Intellektuell introvertiert und dörflich höflich sind sie, sehen allesamt ähnlich unauffällig aus und scheren sich einen feuchten Kehricht um Rock´n´Roll-Verhaltensstandards: Die Ingolstädter Vorzeigerockbuben Slut sind angeblich schon seit 1995 so und nicht anders. Mag sein. Wenn an all den vorverurteilenden Unwichtigkeiten etwas dran ist, dann der Umstand mit dem Kehricht. Diese Band hält nicht viel von dem, was gespielt, spekuliert oder prophezeit wird. Slut wissen selbst nur allzu gut, wo sie stehen, was sie an sich haben und für sich wollen. Ein Wissen, das auf Erfahrung fußt. Nostalgisch, aber völlig wertfrei, schauen sie heute zurück in Richtung „Sticksister“, die kleine Abteilung vom damals noch in Nürnberg ansässigen Motorpsycho-Label „Stickman“. Dort begann ihr unorthodoxer Weg und nahm seine gesunde Entwicklung. Peau à peau ging es stetig und bei größtmöglichem Bewusstsein durch Höhen und Tiefen. Die große Glocke stand ihnen nie gut zu Gesicht, auch nicht zu viel versprechenden Majorzeiten. Was dieser Band aber immer schon gut zu Gesicht stand, war die am Boden haftende, unprätentiöse Authentizität. Genau diese erlaubt es ihnen auch, an Promotagen frank und frei zu benennen, welche Blätter und Schmiertypen sie seit Jahren schon nicht leiden können. Slut dürfen das, denn sie wissen, wovon sie sprechen. Slut wissen bekanntlich eh recht viel. Viel mehr, als sie erzählen und auch weitaus mehr, als so manch einer denkt. Aber deshalb sind sie noch längst keine provinziellen Schlaumeier, sondern einfach nur eine Band, die offenen Auges durch den Musiktheaterzirkus und seine Irrungen, Wirrungen und Faszinationen zieht.Von Irrungen und Wirrungen ist man aber selbst nach vielen Jahren Bandgeschichte nicht gefeit. Vier Jahre nach ihrem letzten Studioalbum „All We Need Is Silence“ und dem turbulenten Ausflug in die Welt des Theaters standen sie förmlich mit dem linken Fuß wieder auf: Die Idee, mit zwei Personen an die Produktion eines neuen Albums heranzugehen, war eine dumme, das wissen Slut nun ganz genau. Tobias Levin und Olaf Opal bildeten anfangs das Duo, das für sich eine Vision für die Band ausbaldowert hatte. Aber die Sache hatte einen Haken, der diese doppelte Ideenblase wieder platzen ließ, denn Visionen waren nicht vonnöten.

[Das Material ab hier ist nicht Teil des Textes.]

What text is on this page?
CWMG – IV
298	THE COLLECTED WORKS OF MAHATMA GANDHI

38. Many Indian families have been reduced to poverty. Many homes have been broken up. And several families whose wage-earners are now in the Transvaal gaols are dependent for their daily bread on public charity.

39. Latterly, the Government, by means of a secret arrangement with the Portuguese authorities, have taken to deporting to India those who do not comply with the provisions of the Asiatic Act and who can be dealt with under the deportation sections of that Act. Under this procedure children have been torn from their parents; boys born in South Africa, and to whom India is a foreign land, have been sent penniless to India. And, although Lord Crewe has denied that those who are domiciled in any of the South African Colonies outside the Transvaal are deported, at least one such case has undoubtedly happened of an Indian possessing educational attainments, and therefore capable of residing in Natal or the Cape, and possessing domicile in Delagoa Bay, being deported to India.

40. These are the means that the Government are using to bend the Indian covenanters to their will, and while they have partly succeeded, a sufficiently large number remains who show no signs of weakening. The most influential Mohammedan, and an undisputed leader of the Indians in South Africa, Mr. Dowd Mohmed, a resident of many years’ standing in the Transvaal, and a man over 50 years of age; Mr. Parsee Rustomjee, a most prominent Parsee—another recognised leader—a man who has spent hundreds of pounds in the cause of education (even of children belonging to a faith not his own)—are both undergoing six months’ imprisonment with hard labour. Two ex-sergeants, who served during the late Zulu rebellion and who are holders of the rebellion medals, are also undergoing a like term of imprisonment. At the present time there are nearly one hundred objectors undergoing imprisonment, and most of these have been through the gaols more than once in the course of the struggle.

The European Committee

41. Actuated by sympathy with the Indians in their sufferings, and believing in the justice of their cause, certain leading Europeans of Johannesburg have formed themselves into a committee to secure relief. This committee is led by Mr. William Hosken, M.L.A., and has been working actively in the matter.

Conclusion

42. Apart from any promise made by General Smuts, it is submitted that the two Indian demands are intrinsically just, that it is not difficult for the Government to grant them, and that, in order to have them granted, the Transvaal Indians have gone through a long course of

„Wir brauchten eigentlich nur einen klassischen Betreuer und keinen Trainer“, stellt Gerd mit Nachdruck klar. „Denn wir wollten innerhalb unseres Rahmens Dinge aufgezeigt bekommen, die uns helfen und weiterführen. Aber wir wollten nicht andere Rahmen übergestülpt bekommen. Wir wussten ja, wo es hingehen sollte und welch starke Persönlichkeiten unsere Lieder bereits waren.“
Und zu viele Egos können irgendwann auch die stärksten Persönlichkeiten verbiegen, umkrempeln oder gar verderben. Bevor dies geschehen konnte, machten Slut aber Schluss, bevor alles anfing. Die Neuorientierung führte sie zu demjenigen, der die Band und ihre musikalischen Persönlichkeiten verstand. Der gesuchte Betreuer saß förmlich bei den Trainern auf der Bank: Oliver Zülch, damals noch Engineer von Olaf Opal, hatte das ganze fünftägige Ego-Szenario stillschweigend beobachtet, erzählt Gerd:
„Wenn Opal und Levin über den tieferen Sinn eines C Major-Akkords im Zusammenhang auf die Sozialkritik in der Bundesrepublik Deutschland diskutiert haben, hat Oliver irgendwann gefragt: Wollen wir das Zeug nicht einfach mal aufnehmen? Und da haben wir gemerkt: Das ist unser Mann.“
Zülch hatte also verstanden. Er hatte verstanden, was Slut waren und wollten. Und weil er verstand, vertrauten sie ihm. Er schlug Kreuzberg vor und die Band folgte. Im „Studio Wong“ wurde keiner High End-Ausstattung nachgetrauert, sondern nur nächtelang gespielt.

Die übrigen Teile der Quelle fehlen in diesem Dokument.